Hate to say but I think sbob is lost to us.

Hmmm.. can’t decide if @sbob is just trolling at this point or he really still doesn’t get it.

Perhaps @mrb123’s simplified wording may help?

If you have two dogs and you know that they are not both female, what is the probability of them both being male?

Hate to say but I think sbob is lost to us.

I understand the maths you are using, I’m questioning whether or not you should be using it.

Your coin toss models give outcomes that do not fit with the question, yet you insist on using them. Do you disagree with that fact?

I fear that the time may have come to give up on this one.

Do you disagree with that fact?

Yes.

Before you have gained information you can be in any scenario. At that point all four outcomes are equally likely. As represented by the coin tosses, or spreadsheet results, or whatever.

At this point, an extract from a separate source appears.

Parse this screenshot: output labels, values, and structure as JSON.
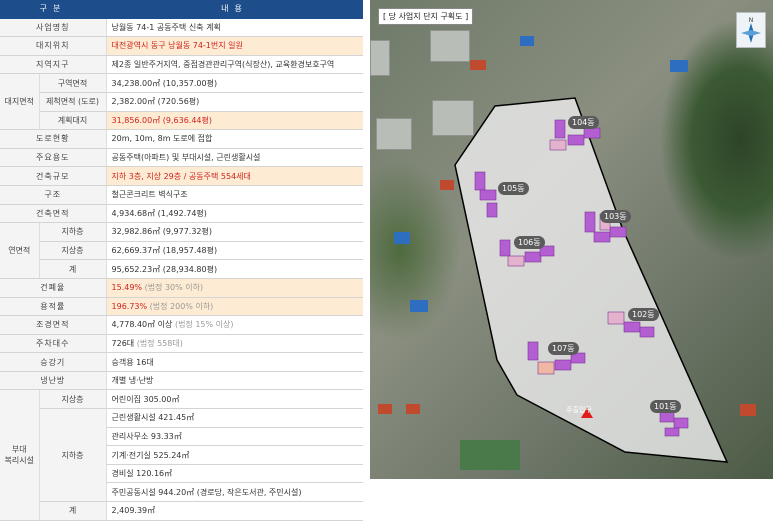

Once you gain the information that they are not both girls then you can remove one of the possible outcomes as a possibility. But the remaining three outcomes are still equally likely and only one of them is “both boys”.

Do you disagree with that fact?

Vociferously.

If you understand the maths used by the 1/3 gang then hopefully you can see that all the information in the phone call does is discount the two female option. That is exactly like tossing two coins and discarding the two tail option when it occurs. The scenarios are identical.

Keeping it to dogs, but ickle little models of dogs…I’ve got two models of dogs – they could be ickle boy dog models or ickle girl dog models. I have one in each hand out in front of me. I know what gender each is but you don’t. You ask me one question “is one of your model dogs a boy?” – I chearly reply yes! Because it is true. You then ask me to show you.

Reality one….I open my left hand and show you a boy dog and open my right hand and show you a girl dog

Reality two….I open my right right hand and show you a boy dog and my left hand and show you a girl dog

Reality three…I open both my hands and both have got a boy dog.

It took 3 versions of events to show you the options of what could have been hidden in my hands. Ergo 1/3.